Sağlık hukuku alanında, hasta ile sağlık hizmet sunucusu arasında, aydınlatma, rıza, komplikasyon yönetimi ve endikasyon gibi konulardan oluşan aykırılıklar, kısaca malpraktis olarak ifade ettiğimiz uyuşmazlıklar bir taraftan ceza ve disiplin hukuku diğer taraftan tazminat hukuku açısından çözüme kavuşturulması gerekmektedir. Beklenen çözüm genellikle devlet yargısına başvurularak elde edilmektedir. Bunun alternatifi, tahkim yargısı ya da arabuluculuk veya uzlaştırma kurumudur. Hasta ile hekim veya sağlık kurumu veya kuruluşu arasındaki hukuki uyuşmazlıkların devlet yargısında çözüme kavuşturulması, olgu tespitlerinin zorluğu ve ispat sorunları ile donatılmıştır. Yargılama uzun sürmektedir, zira neredeyse hiç bir malpraktis davası tıbbi bilirkişi raporları ve uzman görüşü alınmadan karara bağlanamamaktadır.
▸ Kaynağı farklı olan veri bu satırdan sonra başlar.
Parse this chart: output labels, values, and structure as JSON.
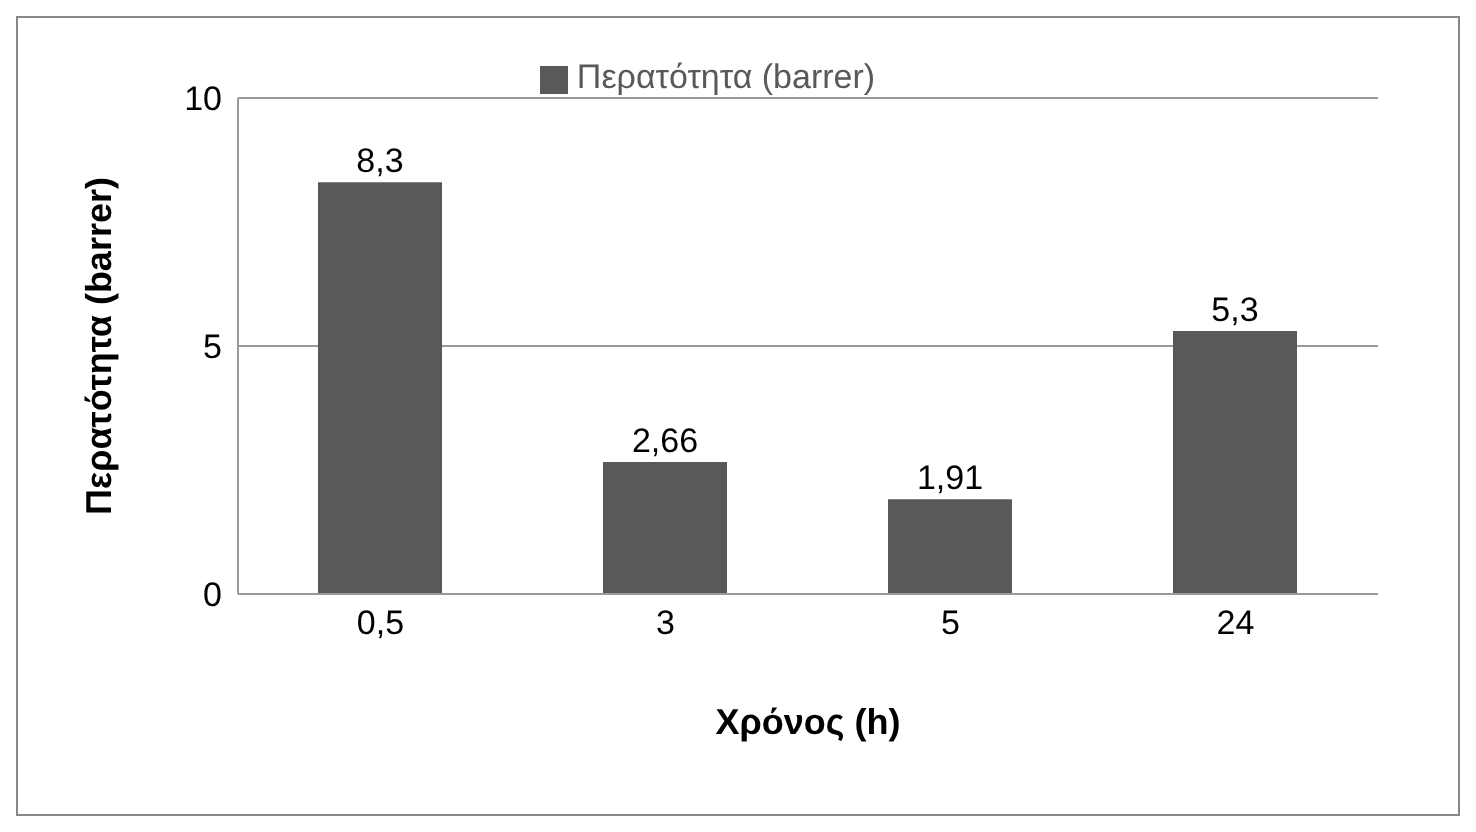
{
  "chart_data": {
    "type": "bar",
    "xlabel": "Χρόνος (h)",
    "ylabel": "Περατότητα (barrer)",
    "categories": [
      "0,5",
      "3",
      "5",
      "24"
    ],
    "series": [
      {
        "name": "Περατότητα (barrer)",
        "color": "#595959",
        "values": [
          8.3,
          2.66,
          1.91,
          5.3
        ],
        "value_labels": [
          "8,3",
          "2,66",
          "1,91",
          "5,3"
        ]
      }
    ],
    "ylim": [
      0,
      10
    ],
    "yticks": [
      0,
      5,
      10
    ],
    "grid": "y",
    "legend": "top"
  }
}
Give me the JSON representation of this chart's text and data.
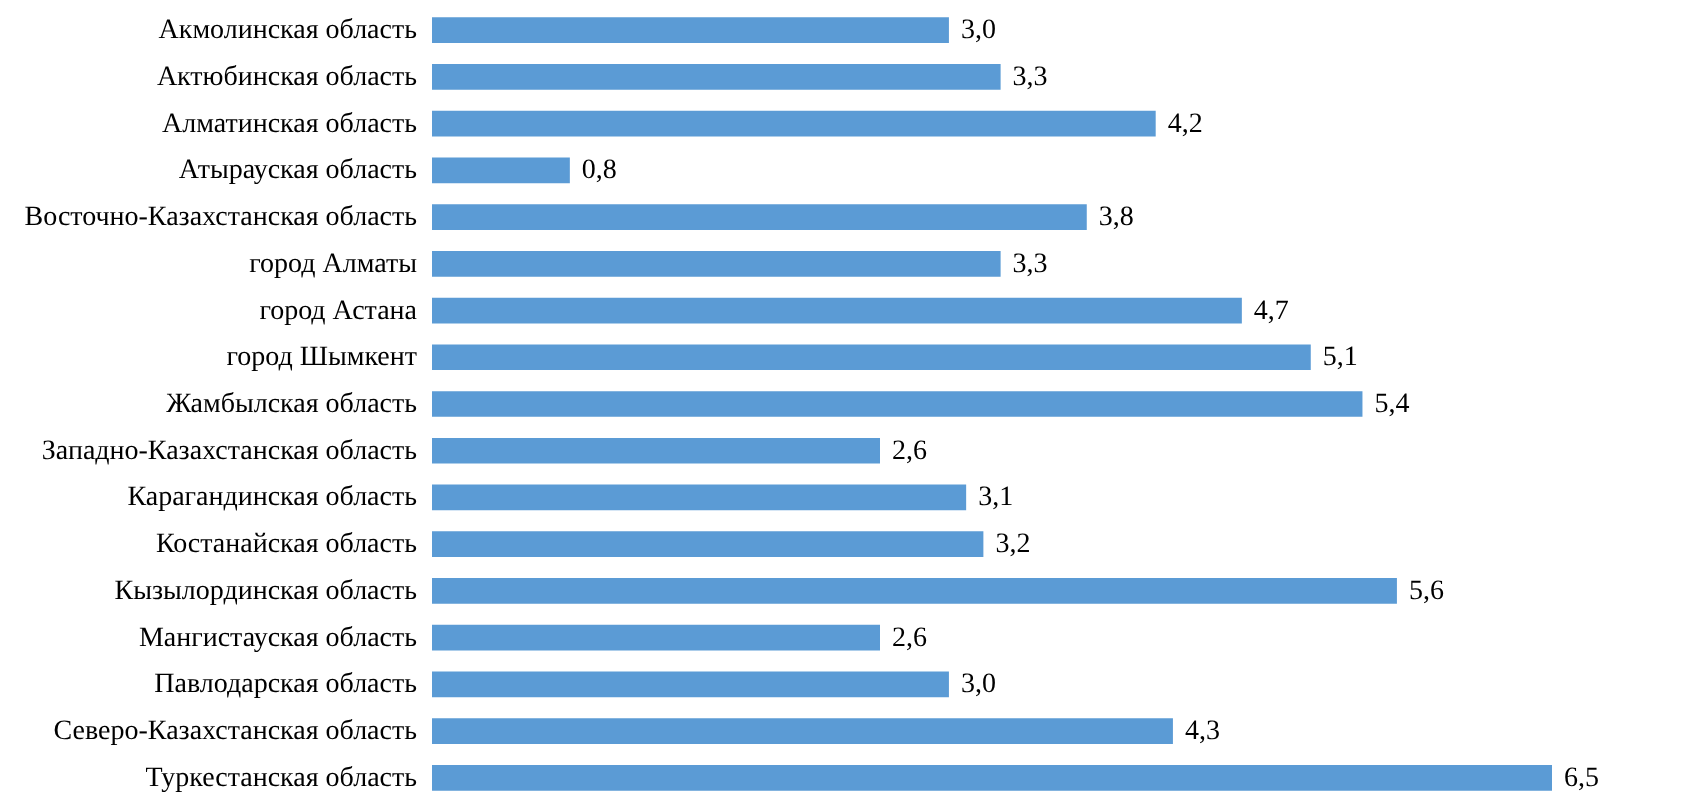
{
  "chart_data": {
    "type": "bar",
    "orientation": "horizontal",
    "categories": [
      "Акмолинская область",
      "Актюбинская область",
      "Алматинская область",
      "Атырауская область",
      "Восточно-Казахстанская  область",
      "город Алматы",
      "город Астана",
      "город Шымкент",
      "Жамбылская область",
      "Западно-Казахстанская  область",
      "Карагандинская  область",
      "Костанайская  область",
      "Кызылординская  область",
      "Мангистауская  область",
      "Павлодарская  область",
      "Северо-Казахстанская  область",
      "Туркестанская область"
    ],
    "values": [
      3.0,
      3.3,
      4.2,
      0.8,
      3.8,
      3.3,
      4.7,
      5.1,
      5.4,
      2.6,
      3.1,
      3.2,
      5.6,
      2.6,
      3.0,
      4.3,
      6.5
    ],
    "value_labels": [
      "3,0",
      "3,3",
      "4,2",
      "0,8",
      "3,8",
      "3,3",
      "4,7",
      "5,1",
      "5,4",
      "2,6",
      "3,1",
      "3,2",
      "5,6",
      "2,6",
      "3,0",
      "4,3",
      "6,5"
    ],
    "color": "#5b9bd5"
  }
}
Tecrübe eksikliğinden olsa gerek, sağlık hukukunda arabuluculuk hekimler ve sigorta şirketleri ve avukatlar tarafından en azından bugüne kadar kabul görmemiştir. Oysa yargılama sürelerin uzunluğu, yargılama ve avukatlık giderlerinin yüksek olması, hakimler arasında malpraktis uyuşmazlıklarında uzmanlaşma eksikliği, hastanın psikolojik ve maddi durumu, yargılamada hekim ve sağlık kurumu ve kuruluşunun olumsuz etkilenen imajı, hekim-hasta ilişkisinin bozulması, davanın hangi tarafın lehine sonuçlanacağının önceden tahmin edilememesi, dava üzerinde tarafların rolleri ve etkinliklerinin neredeyse hiç dikkate alınmaması gibi sebepler, arabuluculuk kurumunun cazibesini ortaya koymaktadır. Sadece hasta ile sağlık hizmet sunucusu değil, mesleki sorumluluk sigortası sebebiyle sigorta şirketleri de, bu yeni alternatif uyuşmazlık çözüm yöntemini denemelidir.
Son söz; tıbbi uygulamalar sonucunda maddi ve manevi zarara uğrayan hastanın zararları, yargıya gitmeden veya yargı sürecinde en ekonomik, en hızlı ve en pratik şekilde arabuluculuk yöntemi ile tazmin edilebilir.